WAR soll eine Ausrede sein, warum einige mit WOW wieder angefangen haben, bei anderen MMOs hängen geblieben sind? WAR hatte noch Glück, dass es wenig MMO Konkurenz gab und WOW auch. Das ändert sich aber. Alleine Star Wars, kann gut Leute ziehe, GW2 hat potenzial und ne Alpha gezeigt, die sogar funktioniert. WAR will dieses Jahr die Addons bringen und sagt nicht gerade viel dazu =). Es gibt auch noch andere Ankündige, selbst CCP hat ein neues MMO in der mache und mit Eve Online haben sie ja bewiesen, dass sie schon was leisten können.

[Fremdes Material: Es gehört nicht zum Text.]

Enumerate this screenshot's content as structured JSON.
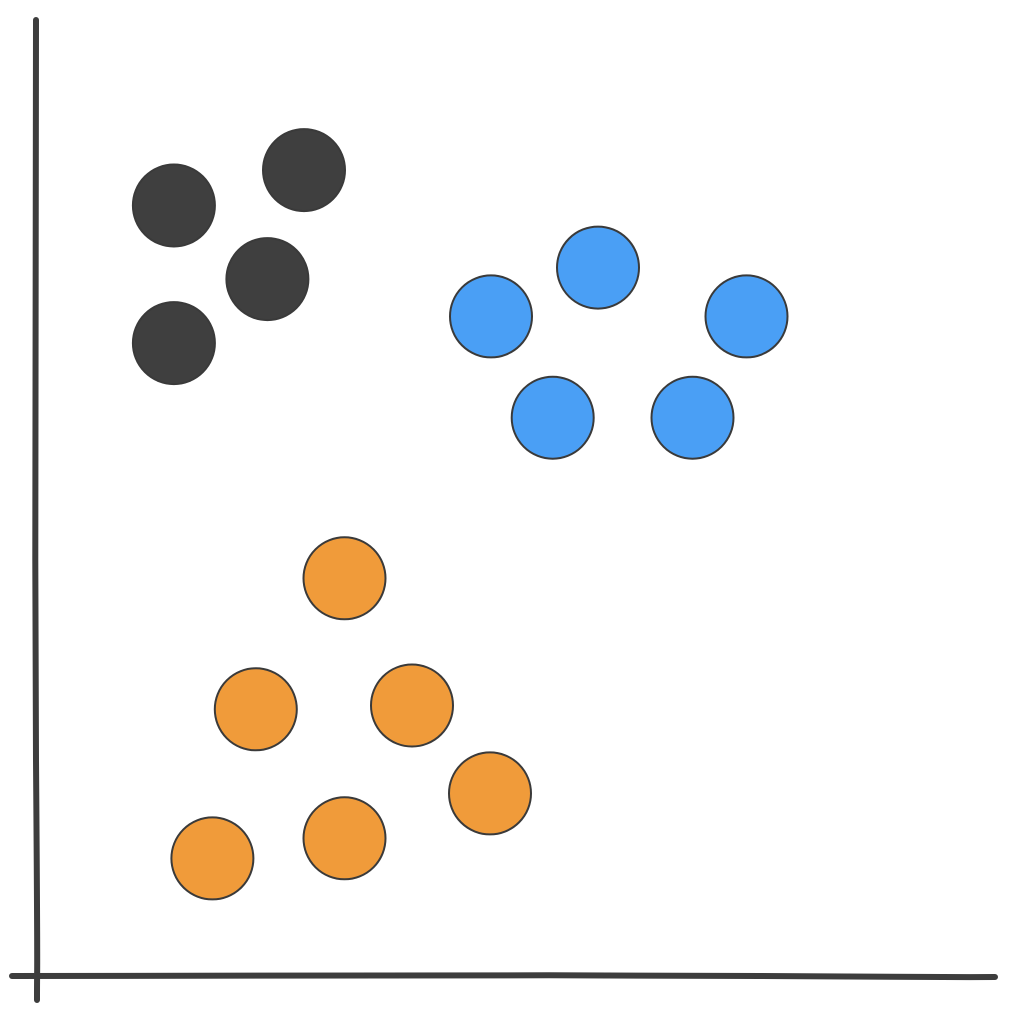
{
  "chart_data": {
    "type": "scatter",
    "title": "",
    "xlabel": "",
    "ylabel": "",
    "xlim": [
      0,
      100
    ],
    "ylim": [
      0,
      100
    ],
    "grid": false,
    "legend": "none",
    "series": [
      {
        "color": "#3f3f3f",
        "points": [
          {
            "x": 14.3,
            "y": 80.6
          },
          {
            "x": 27.8,
            "y": 84.3
          },
          {
            "x": 24.0,
            "y": 72.9
          },
          {
            "x": 14.3,
            "y": 66.2
          }
        ]
      },
      {
        "color": "#4a9ff5",
        "points": [
          {
            "x": 47.2,
            "y": 69.0
          },
          {
            "x": 58.3,
            "y": 74.1
          },
          {
            "x": 73.7,
            "y": 69.0
          },
          {
            "x": 53.6,
            "y": 58.4
          },
          {
            "x": 68.1,
            "y": 58.4
          }
        ]
      },
      {
        "color": "#f09b3a",
        "points": [
          {
            "x": 32.0,
            "y": 41.6
          },
          {
            "x": 22.8,
            "y": 27.9
          },
          {
            "x": 39.0,
            "y": 28.3
          },
          {
            "x": 47.1,
            "y": 19.1
          },
          {
            "x": 32.0,
            "y": 14.4
          },
          {
            "x": 18.3,
            "y": 12.3
          }
        ]
      }
    ]
  }
}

Daher das bei WAR leute fehlen und die WAR schlecht fanden, ist keine ausrede von Leuten die mit WOW anfangen wollen.e Sondern hat Mythic sich selbst zu zuschreiben, hat mit noch lauter anderen fakten zu tun. Das ist ein Fanboy, der eben nichts weiter macht, als die Schuld nicht bei einem Spiel zu sehen, was eben viele entäuscht hat. Age of Conan hat es genau so gemacht. Hat auch Leute stark enttäuscht. Doch haben sie auch für ihre Änderungen teilweise gute Kritiken bekommen und ich denke, hätten sie damals einfach gesagt. "Das haben wir" und "Das haben wir aus Zeitgründen noch nicht", wäre es nie so abgestürzt. WAR hätte von den Fehlern lernen können, die man vor Veröffentlichung gemacht hat. Hat es nicht und dannach haben sie es nicht wirklich besser gemacht. Dann gibt es noch genug andere MMOs, neben WOW, die von WAR abziehen. Gerae die PVP Fraktion, bleibt wohl nicht bei WAR. Nur gibt es für sie, auch weniger Optionen. 

Bei WAR kam einiges zusammen und wenn nur WOW der Grund wäre, wären nach Lichking die Leute zurück gekommen zu WAR und zwar einige. Das man es vorher rausbrachte, war nur in einem Punkt ein Fehler. Die Eindrücke bei der Veröffentlichung. Hätte man sich noch 4 Monate Zeit gelassen oder 5. Dann hätte man nach Wotlk raus kommen können, hätte mehr Fehler ausgebaut und hätte die Leute locken können, die kein Bock mehr mit Wotlk haben oder davon nicht so begeistert waren, wie sie dachten.


----------



## UlrikConDoin (27. September 2010)

Golrik schrieb:


> Jap ich find auch das WAR, für einige als Lückenfüller zählt. Das Problem und so ging es mir eben auch, ich fühltem ich nicht anders als bei WOW. ....



Wenn das dein Fazit aus WAR spielen ist, dann bist du wirklich im falschen Spiel.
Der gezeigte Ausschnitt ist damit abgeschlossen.